I use Ishmael with several other works that focus on how myths and the stories we grow up with impact how we perceive reality (Kingston’s The Woman Warrior, Campbell’s The Power of Myth, and Hamilton’s examination of creation myths, In the Beginning). I bring in current headlines and news stories to show how the actions of our society belie our rhetoric and invite students to share some of the stories they grew up with (about relatives, kids in the neighborhood, etc.) and recognize how those stories have shaped their perceptions.

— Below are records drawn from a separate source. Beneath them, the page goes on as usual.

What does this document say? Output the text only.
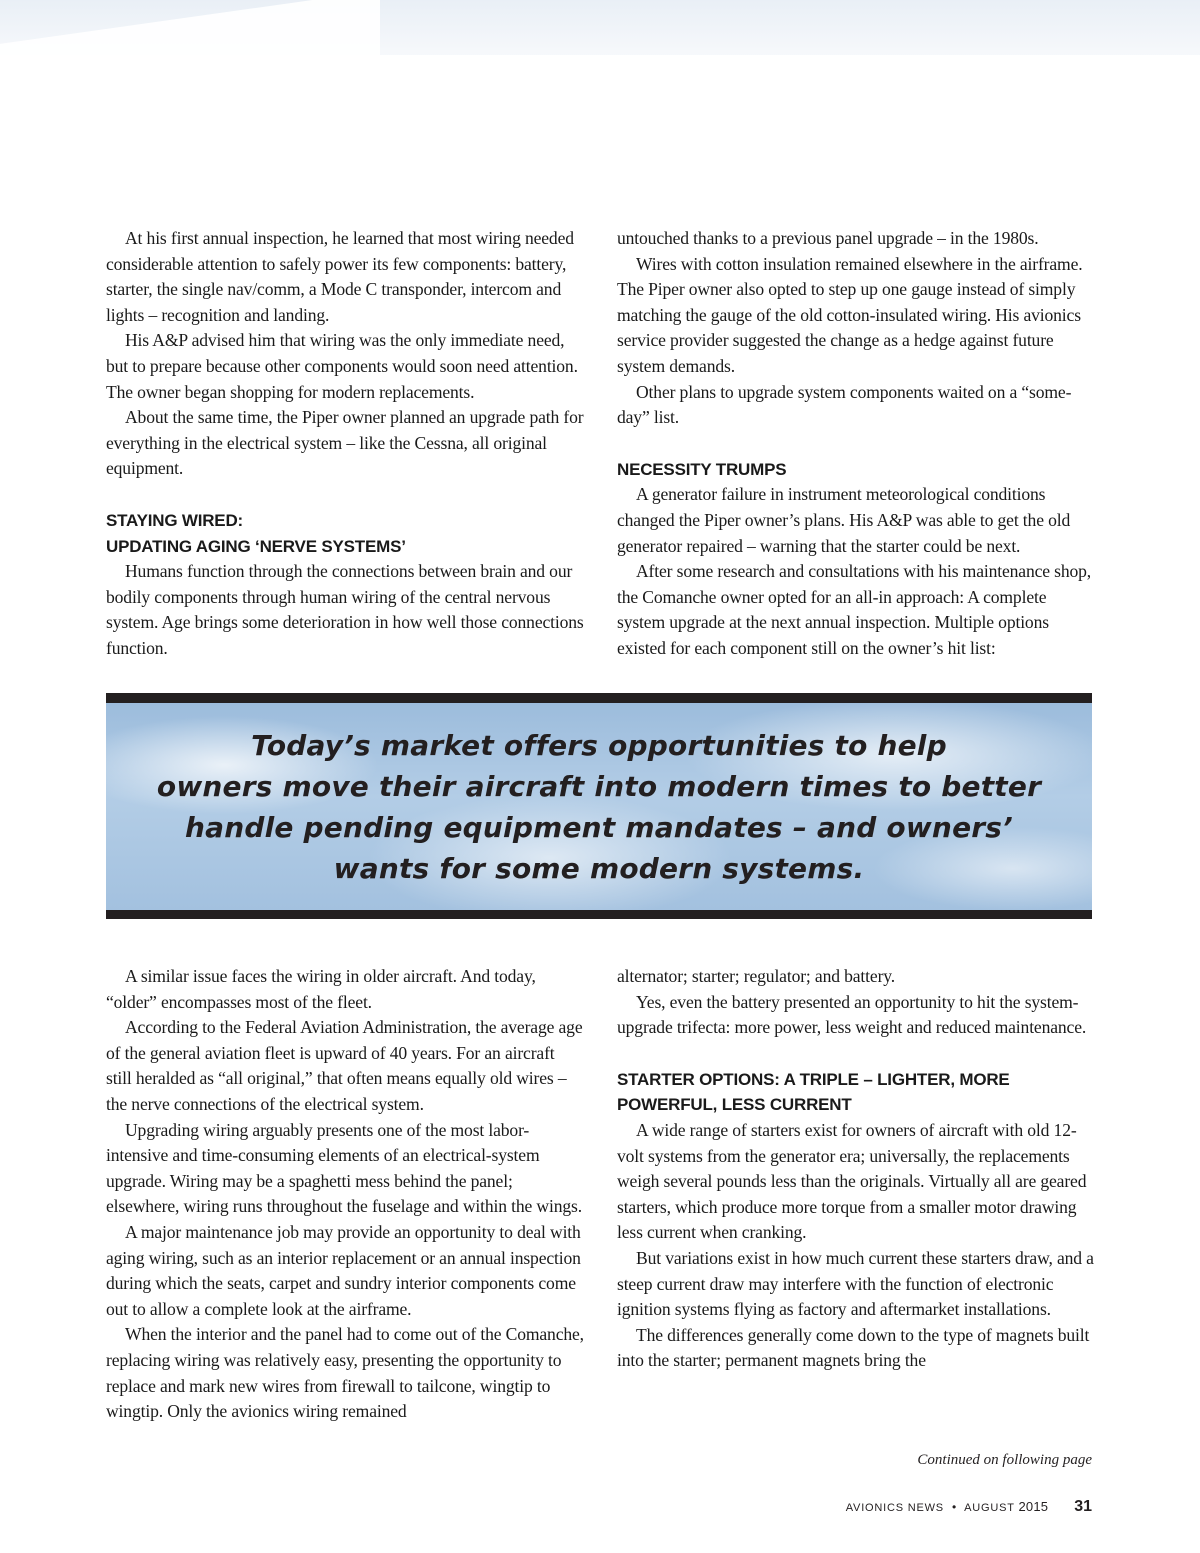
At his first annual inspection, he learned that most wiring needed considerable attention to safely power its few components: battery, starter, the single nav/comm, a Mode C transponder, intercom and lights – recognition and landing.

His A&P advised him that wiring was the only immediate need, but to prepare because other components would soon need attention. The owner began shopping for modern replacements.

About the same time, the Piper owner planned an upgrade path for everything in the electrical system – like the Cessna, all original equipment.

STAYING WIRED:
UPDATING AGING ‘NERVE SYSTEMS’

Humans function through the connections between brain and our bodily components through human wiring of the central nervous system. Age brings some deterioration in how well those connections function.

untouched thanks to a previous panel upgrade – in the 1980s.

Wires with cotton insulation remained elsewhere in the airframe. The Piper owner also opted to step up one gauge instead of simply matching the gauge of the old cotton-insulated wiring. His avionics service provider suggested the change as a hedge against future system demands.

Other plans to upgrade system components waited on a “some-day” list.

NECESSITY TRUMPS

A generator failure in instrument meteorological conditions changed the Piper owner’s plans. His A&P was able to get the old generator repaired – warning that the starter could be next.

After some research and consultations with his maintenance shop, the Comanche owner opted for an all-in approach: A complete system upgrade at the next annual inspection. Multiple options existed for each component still on the owner’s hit list:

Today’s market offers opportunities to help
owners move their aircraft into modern times to better
handle pending equipment mandates – and owners’
wants for some modern systems.

A similar issue faces the wiring in older aircraft. And today, “older” encompasses most of the fleet.

According to the Federal Aviation Administration, the average age of the general aviation fleet is upward of 40 years. For an aircraft still heralded as “all original,” that often means equally old wires – the nerve connections of the electrical system.

Upgrading wiring arguably presents one of the most labor-intensive and time-consuming elements of an electrical-system upgrade. Wiring may be a spaghetti mess behind the panel; elsewhere, wiring runs throughout the fuselage and within the wings.

A major maintenance job may provide an opportunity to deal with aging wiring, such as an interior replacement or an annual inspection during which the seats, carpet and sundry interior components come out to allow a complete look at the airframe.

When the interior and the panel had to come out of the Comanche, replacing wiring was relatively easy, presenting the opportunity to replace and mark new wires from firewall to tailcone, wingtip to wingtip. Only the avionics wiring remained

alternator; starter; regulator; and battery.

Yes, even the battery presented an opportunity to hit the system-upgrade trifecta: more power, less weight and reduced maintenance.

STARTER OPTIONS: A TRIPLE – LIGHTER, MORE
POWERFUL, LESS CURRENT

A wide range of starters exist for owners of aircraft with old 12-volt systems from the generator era; universally, the replacements weigh several pounds less than the originals. Virtually all are geared starters, which produce more torque from a smaller motor drawing less current when cranking.

But variations exist in how much current these starters draw, and a steep current draw may interfere with the function of electronic ignition systems flying as factory and aftermarket installations.

The differences generally come down to the type of magnets built into the starter; permanent magnets bring the

Continued on following page
AVIONICS NEWS • AUGUST 2015 31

Then I introduce Ishmael, and we analyze how we perceive the world based on Quinn’s Takers and Leavers: Do we really perceive the world differently than native cultures? If so, why? What’s the basis for that belief? Are we pretending we have stolen the knowledge of the gods (because, of course, we can’t really steal it) and acting as if we can determine the fate of all around us? Is our society/civilization really crashing? What evidence is there for positive answers to any of the above questions? Finally, what can we do to change the course of our descent?
I then build on the students’ newly gained perception to examine Native American, Tibetan Buddhist, and Pagan views of humanity’s role in the world with Storm’s Seven Arrows, Yongden’s Mipam, and Bradley’s The Mists of Avalon. I don’t suggest any single one of these philosophies is better than another. But, believing that teaching without values is an ineffective way of teaching, I emphasize that we’re crashing and we better begin looking around to see how we can change our pattern of imagined flight (à la Ishmael). I initiate and encourage discussion of cultural patterns as they’re evidenced in our treatment of native peoples and the environment and within our family and economic structures. During the course, students are assigned several essays, which reflect the focus described above.